Is there a concise way to deeply merge two mutable maps in Scala?
case class K1(i: Int)
case class K2(i: Int)
def deepMerge(map: mutable.Map[K1, Map[K2, List[Int]]],
mergee: mutable.Map[K1, Map[K2, List[Int]]]
): Unit = ???
Examples:
I.
val map = mutable.Map(K1(1) -> Map(K2(1) -> List(1)))
val mergee = mutable.Map(K1(1) -> Map(K2(1) -> List(2)))
deepMerge(map, mergee)
map = mutable.Map(K1(1) -> Map(K2(1) -> List(1, 2)))
II.
val map = mutable.Map(K1(1) -> Map(K2(1) -> List(1)))
val mergee = mutable.Map(K1(1) -> Map(K2(2) -> List(1)))
deepMerge(map, mergee)
map = mutable.Map(K1(1) -> Map(K2(1) -> List(1), K2(2) -> List(1)))
III.
val map = mutable.Map(K1(1) -> Map(K2(1) -> List(1)))

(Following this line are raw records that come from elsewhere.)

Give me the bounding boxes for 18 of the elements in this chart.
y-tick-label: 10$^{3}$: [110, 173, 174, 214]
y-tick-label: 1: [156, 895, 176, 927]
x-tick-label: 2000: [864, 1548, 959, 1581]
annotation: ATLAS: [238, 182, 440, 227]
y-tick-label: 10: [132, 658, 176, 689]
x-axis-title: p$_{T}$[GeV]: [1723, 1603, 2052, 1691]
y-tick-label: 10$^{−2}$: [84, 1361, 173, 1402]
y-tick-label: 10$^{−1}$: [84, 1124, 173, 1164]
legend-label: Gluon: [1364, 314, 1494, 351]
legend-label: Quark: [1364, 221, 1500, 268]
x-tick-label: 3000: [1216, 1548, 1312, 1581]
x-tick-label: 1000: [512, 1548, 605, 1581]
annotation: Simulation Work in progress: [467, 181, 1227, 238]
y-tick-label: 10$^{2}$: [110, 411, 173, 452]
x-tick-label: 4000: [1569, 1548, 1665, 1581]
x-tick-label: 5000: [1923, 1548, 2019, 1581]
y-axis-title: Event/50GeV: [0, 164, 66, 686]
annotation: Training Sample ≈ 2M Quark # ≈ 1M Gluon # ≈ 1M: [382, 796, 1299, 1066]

val mergee = mutable.Map(K1(2) -> Map(K2(2) -> List(1)))
deepMerge(map, mergee)
map = mutable.Map(K1(1) -> Map(K2(1) -> List(1)), K1(2) -> Map(K2(2) -> List(1)))
I.e if there are the same key presented in both of the maps then the values the keys correspond to (List[Int]
) are merged.
Is there a way to implemented it concisely avoiding lots of checking if the particular key is presented or not in another map? Using FP libs like scalaz or cats is also ok.
I'm adding another answer using cats.
What you're describing is actually the behaviour of cats.Semigroup. So you could just use combine (|+|
) operator to deep merge maps:
import cats.implicits._
import cats._
case class K1(i: Int)
case class K2(i: Int)
val map = Map(K1(1) -> Map(K2(1) -> List(1)))
val mergee = Map(K1(1) -> Map(K2(1) -> List(2)))
val deepMerged = map |+| mergee
println(deepMerged) // HashMap(K1(1) -> HashMap(K2(1) -> List(1, 2)))
Problem is that cats lib doesn't provide an instance of Semigroup for mutable.Map
, but you could derive it from one for immutable:
import cats.implicits._
import scala.collection.immutable
import scala.collection.mutable
import cats._
//here I derivive Semigroup instance for mutable.Map from instance for immutable.Map
implicit def mutableMapSemigroup[K, V: Semigroup]: Semigroup[mutable.Map[K, V]] = Semigroup[immutable.Map[K, V]].imap(c => mutable.Map.from(c))(c => immutable.Map.from(c))
case class K1(i: Int)
case class K2(i: Int)
val map = mutable.Map(K1(1) -> mutable.Map(K2(1) -> List(1)))
val mergee = mutable.Map(K1(1) -> mutable.Map(K2(1) -> List(2)))
println(map |+| mergee)
But keep in mind, this actually converts mutable map to immutable then does merging and then converts back to the mutable map, so it's probably not very efficient.